Presently he told me more—told me how she had caught a fever at a poor "ouvrier's" cottage, which had never been looked upon as serious until too late; and how she would not have either Marian or me sent for when she knew that she was dying, but had written us each a dying message, and had made him promise to bring the sad news to us himself, and not trust it to a letter. But all this has little to do with my story, so I pass it briefly over.
He had told me all that there was to tell, and then I ventured to speak to him of the future. I had hoped that he would have settled down in England somewhere with Marian and me, but it was a hope which he very soon dispelled.
"Your mother's death," he said, in a low tone when I first began to hint at my desire, "has left me free. I shall look to you to make a home for Marian, and I shall make over to you for that purpose three-quarters of my income. For myself I can never live in England. There is one place, and one place only, which I could call home, and there I cannot go. My life has been for a long time too sedentary a one to be pleasing to me. I am a man of action, and I can never forget that I was once a soldier. I must go where there is fighting."
His words were a blow to me, and for a moment or two I did not answer him. My heart was too hot for words, full of a burning indignation against the cruel slander which was sapping away his life. Notwithstanding the weary look in his eyes, and his wrinkled brow, he was still the finest-looking man I had ever, or ever have, seen. Handsome after the highest type of the patrician Englishman. He was tall, and though slight, magnificently shaped, with long, firm limbs and stately carriage. His features, though powerful and strongly defined, were delicately carved and of the most refined type, and though his hair and moustache were greyer even than when he had left Devonshire, he was still in the prime of life. There was the je ne sais quoi of a soldier about him, the air of command and military bearing. And yet there was nothing better for him to do with his life than go and throw it away amongst foreigners, fighting in a cause for which he could care nothing, and which glory and patriotism, the highest incentives of the soldier, could never make dear to him.

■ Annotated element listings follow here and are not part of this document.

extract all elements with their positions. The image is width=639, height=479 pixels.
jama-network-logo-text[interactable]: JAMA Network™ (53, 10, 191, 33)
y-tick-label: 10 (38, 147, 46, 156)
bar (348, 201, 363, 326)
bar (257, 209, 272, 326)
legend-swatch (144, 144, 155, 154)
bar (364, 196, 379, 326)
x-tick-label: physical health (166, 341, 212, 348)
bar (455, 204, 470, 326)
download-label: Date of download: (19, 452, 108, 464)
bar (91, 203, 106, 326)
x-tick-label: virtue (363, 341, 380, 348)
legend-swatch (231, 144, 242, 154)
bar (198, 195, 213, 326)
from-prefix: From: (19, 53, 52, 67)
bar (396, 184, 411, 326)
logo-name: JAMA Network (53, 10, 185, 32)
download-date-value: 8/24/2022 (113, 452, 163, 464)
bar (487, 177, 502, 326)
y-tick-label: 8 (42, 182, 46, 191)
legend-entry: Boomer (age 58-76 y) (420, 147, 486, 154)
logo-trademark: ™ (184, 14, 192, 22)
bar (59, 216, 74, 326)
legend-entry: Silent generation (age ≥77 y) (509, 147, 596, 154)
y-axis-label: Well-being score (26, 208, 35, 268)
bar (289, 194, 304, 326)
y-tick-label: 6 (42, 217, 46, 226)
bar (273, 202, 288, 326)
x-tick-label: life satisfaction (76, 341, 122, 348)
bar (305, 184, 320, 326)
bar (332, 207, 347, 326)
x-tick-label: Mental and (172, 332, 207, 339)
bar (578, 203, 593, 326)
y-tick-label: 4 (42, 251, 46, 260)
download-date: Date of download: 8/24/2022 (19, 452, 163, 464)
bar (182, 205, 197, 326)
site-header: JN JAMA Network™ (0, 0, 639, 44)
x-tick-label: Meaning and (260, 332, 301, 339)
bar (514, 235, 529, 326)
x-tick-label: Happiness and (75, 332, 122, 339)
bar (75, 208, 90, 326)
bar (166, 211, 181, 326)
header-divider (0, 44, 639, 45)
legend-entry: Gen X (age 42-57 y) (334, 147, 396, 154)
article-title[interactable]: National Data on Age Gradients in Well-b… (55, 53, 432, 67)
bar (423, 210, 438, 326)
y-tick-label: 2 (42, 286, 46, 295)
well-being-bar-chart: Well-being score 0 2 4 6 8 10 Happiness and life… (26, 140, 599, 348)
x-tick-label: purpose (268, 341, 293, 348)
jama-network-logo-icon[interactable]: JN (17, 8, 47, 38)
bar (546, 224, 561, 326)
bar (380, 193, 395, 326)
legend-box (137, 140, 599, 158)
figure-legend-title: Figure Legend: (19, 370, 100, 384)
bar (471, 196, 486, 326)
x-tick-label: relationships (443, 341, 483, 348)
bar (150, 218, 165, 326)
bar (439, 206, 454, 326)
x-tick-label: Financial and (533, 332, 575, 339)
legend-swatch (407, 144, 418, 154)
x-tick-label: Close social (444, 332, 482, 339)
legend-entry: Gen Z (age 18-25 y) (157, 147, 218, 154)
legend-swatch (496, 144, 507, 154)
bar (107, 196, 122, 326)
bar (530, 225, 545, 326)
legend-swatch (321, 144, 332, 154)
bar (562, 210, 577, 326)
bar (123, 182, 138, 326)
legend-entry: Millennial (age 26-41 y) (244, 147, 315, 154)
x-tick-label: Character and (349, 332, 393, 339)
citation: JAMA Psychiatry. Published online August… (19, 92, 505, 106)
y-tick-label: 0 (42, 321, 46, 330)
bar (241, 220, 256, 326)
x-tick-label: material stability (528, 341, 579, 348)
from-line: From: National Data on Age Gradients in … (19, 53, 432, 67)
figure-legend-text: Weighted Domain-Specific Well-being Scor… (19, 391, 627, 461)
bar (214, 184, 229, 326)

A curse upon that uncle of mine! I would have uttered it out loud, but for fear of raising a storm which I should not be able to quell. So I breathed it to myself, savagely, and none the less emphatically.
"Let me go with you, father," I begged, "I am sick of this humdrum life, and I cannot bear to think of you going wandering about the world by yourself; I can fight, and could soon learn the drill."
He shook his head—not vigorously, but decisively.
"It is good of you to want to come, Hugh," he said, kindly, "but it is quite out of the question. You have your sister to look after, and besides," he added, with a smile, "I do not think my career as a soldier of fortune will be a long one."
"Father, don't talk like that!" I cried, passionately. "They say that some time or other truth will always out, and I believe it! I believe that the day will come when your innocence will be made clear!"
He shook his head dejectedly, but not without emotion.